Golkar soal Poyuono Usul Perpanjang Jabatan Jokowi: Tak Perlu Buat Gaduh

Rolando Fransiscus Sihombing - detikNews
Rabu, 23 Jun 2021 14:21 WIB
Nurul Arifin
Nurul Arifin (Instagram @na_nurularifin)
Jakarta -

Arief Poyuono mengusulkan perpanjangan masa jabatan Presiden Joko Widodo (Jokowi). Partai Golkar menilai konstitusi harus ditaati sehingga tak perlu membuat kegaduhan.

"Patuhi konstitusi saja. Tidak perlu membuat gaduh," kata Waketum Partai Golkar Nurul Arifin kepada wartawan, Rabu (23/6/2021).

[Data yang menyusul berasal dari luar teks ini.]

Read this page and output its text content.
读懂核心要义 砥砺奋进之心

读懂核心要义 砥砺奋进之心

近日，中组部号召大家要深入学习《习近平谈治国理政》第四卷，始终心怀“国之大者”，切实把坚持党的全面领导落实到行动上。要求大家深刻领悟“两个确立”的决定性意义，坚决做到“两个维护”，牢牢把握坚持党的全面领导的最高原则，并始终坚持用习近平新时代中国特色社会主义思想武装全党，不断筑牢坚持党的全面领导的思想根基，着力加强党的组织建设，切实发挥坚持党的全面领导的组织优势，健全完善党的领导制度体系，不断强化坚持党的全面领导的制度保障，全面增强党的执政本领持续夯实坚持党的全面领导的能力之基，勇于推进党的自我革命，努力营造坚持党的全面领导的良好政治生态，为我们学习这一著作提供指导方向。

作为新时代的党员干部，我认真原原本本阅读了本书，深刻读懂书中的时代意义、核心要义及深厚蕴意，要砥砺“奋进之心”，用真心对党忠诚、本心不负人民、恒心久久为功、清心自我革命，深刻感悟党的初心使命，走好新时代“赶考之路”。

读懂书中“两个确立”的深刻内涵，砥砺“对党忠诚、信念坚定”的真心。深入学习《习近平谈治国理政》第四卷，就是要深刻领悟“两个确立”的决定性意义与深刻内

Menurut Nurul Arifin, Presiden Jokowi sudah tegas menolak wacana perpanjangan masa jabatan. Nurul meminta tak ada yang memancing-mancing soal wacana perpanjangan masa jabatan presiden.

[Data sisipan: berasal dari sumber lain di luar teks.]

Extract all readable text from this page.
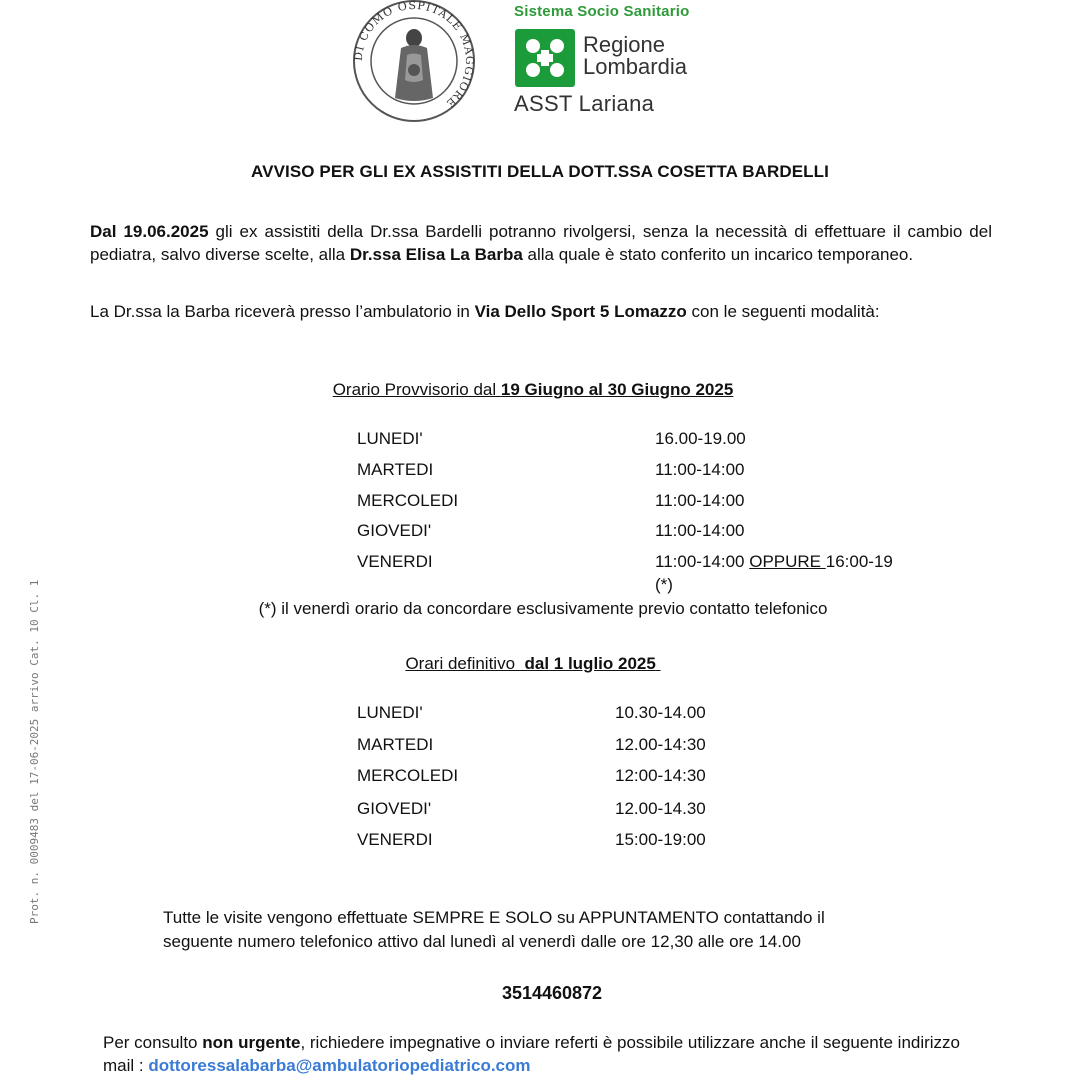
DI COMO OSPITALE MAGGIORE
Sistema Socio Sanitario
Regione
Lombardia
ASST Lariana
AVVISO PER GLI EX ASSISTITI DELLA DOTT.SSA COSETTA BARDELLI
Dal 19.06.2025 gli ex assistiti della Dr.ssa Bardelli potranno rivolgersi, senza la necessità di effettuare il cambio del pediatra, salvo diverse scelte, alla Dr.ssa Elisa La Barba alla quale è stato conferito un incarico temporaneo.
La Dr.ssa la Barba riceverà presso l’ambulatorio in Via Dello Sport 5 Lomazzo con le seguenti modalità:
Orario Provvisorio dal 19 Giugno al 30 Giugno 2025
LUNEDI'	16.00-19.00
MARTEDI	11:00-14:00
MERCOLEDI	11:00-14:00
GIOVEDI'	11:00-14:00
VENERDI	11:00-14:00 OPPURE 16:00-19
(*)
(*) il venerdì orario da concordare esclusivamente previo contatto telefonico
Orari definitivo  dal 1 luglio 2025
LUNEDI'	10.30-14.00
MARTEDI	12.00-14:30
MERCOLEDI	12:00-14:30
GIOVEDI'	12.00-14.30
VENERDI	15:00-19:00
Tutte le visite vengono effettuate SEMPRE E SOLO su APPUNTAMENTO contattando il
seguente numero telefonico attivo dal lunedì al venerdì dalle ore 12,30 alle ore 14.00
3514460872
Per consulto non urgente, richiedere impegnative o inviare referti è possibile utilizzare anche il seguente indirizzo mail : dottoressalabarba@ambulatoriopediatrico.com
Prot. n. 0009483 del 17-06-2025 arrivo Cat. 10 Cl. 1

"Bapak Presiden sudah jelas sikapnya pada statement-statement yang beliau sampaikan," ujarnya.

Jokowi Tolak Wacana Perpanjangan Jabatan

Arief Poyuono sebelumnya mengaku mengusulkan perpanjangan masa jabatan Presiden Jokowi ke pihak lingkar Istana. Juru bicara Presiden Jokowi, Fadjroel Rachman, menegaskan Jokowi menolak usul perpanjangan masa jabatan.

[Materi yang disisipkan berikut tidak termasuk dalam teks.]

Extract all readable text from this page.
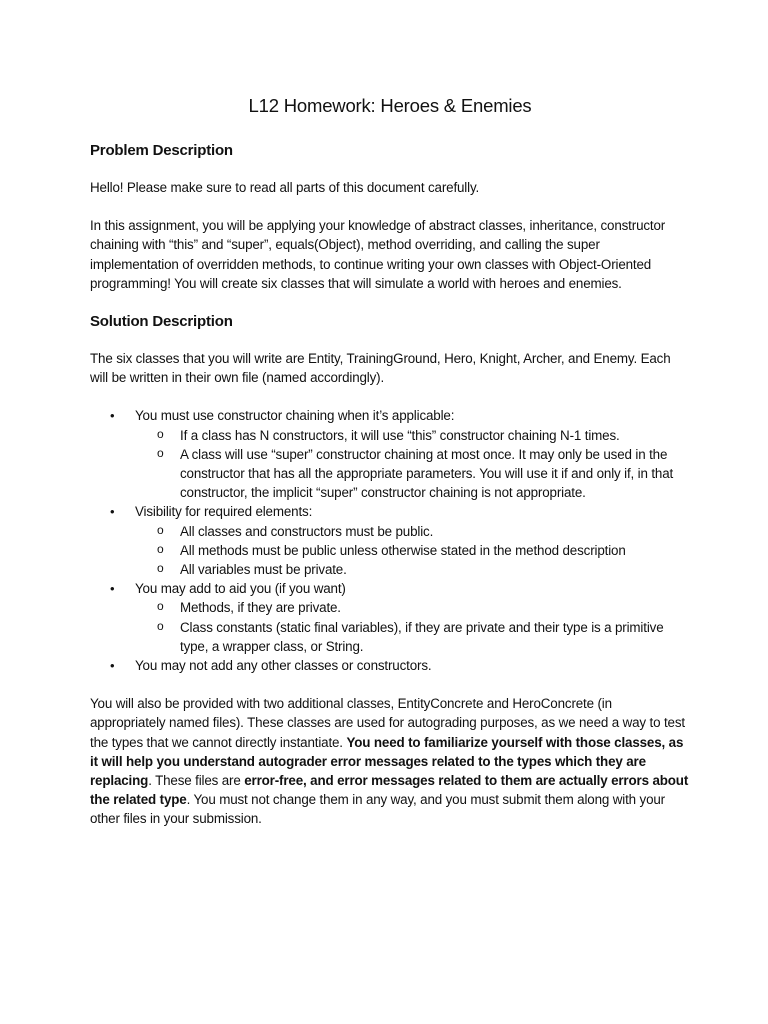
L12 Homework: Heroes & Enemies
Problem Description

Hello! Please make sure to read all parts of this document carefully.

In this assignment, you will be applying your knowledge of abstract classes, inheritance, constructor chaining with “this” and “super”, equals(Object), method overriding, and calling the super implementation of overridden methods, to continue writing your own classes with Object-Oriented programming! You will create six classes that will simulate a world with heroes and enemies.

Solution Description

The six classes that you will write are Entity, TrainingGround, Hero, Knight, Archer, and Enemy. Each will be written in their own file (named accordingly).

• You must use constructor chaining when it’s applicable:
o If a class has N constructors, it will use “this” constructor chaining N-1 times.
o A class will use “super” constructor chaining at most once. It may only be used in the constructor that has all the appropriate parameters. You will use it if and only if, in that constructor, the implicit “super” constructor chaining is not appropriate.
• Visibility for required elements:
o All classes and constructors must be public.
o All methods must be public unless otherwise stated in the method description
o All variables must be private.
• You may add to aid you (if you want)
o Methods, if they are private.
o Class constants (static final variables), if they are private and their type is a primitive type, a wrapper class, or String.
• You may not add any other classes or constructors.

You will also be provided with two additional classes, EntityConcrete and HeroConcrete (in appropriately named files). These classes are used for autograding purposes, as we need a way to test the types that we cannot directly instantiate. You need to familiarize yourself with those classes, as it will help you understand autograder error messages related to the types which they are replacing. These files are error-free, and error messages related to them are actually errors about the related type. You must not change them in any way, and you must submit them along with your other files in your submission.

"Jawaban kami tetap berpegang pada sikap Presiden Jokowi, yang menolak wacana tiga periode maupun perpanjangan. Presiden setia pada konstitusi, demokrasi, dan reformasi," kata Fadjroel lewat pesan singkat, Rabu (23/6).

Fadjroel menjelaskan Jokowi setia terhadap amanat reformasi. Selain itu, Jokowi akan selalu taat menjalankan konstitusi.

"Presiden mematuhi konstitusi UUD 1945," ujar Fadjroel.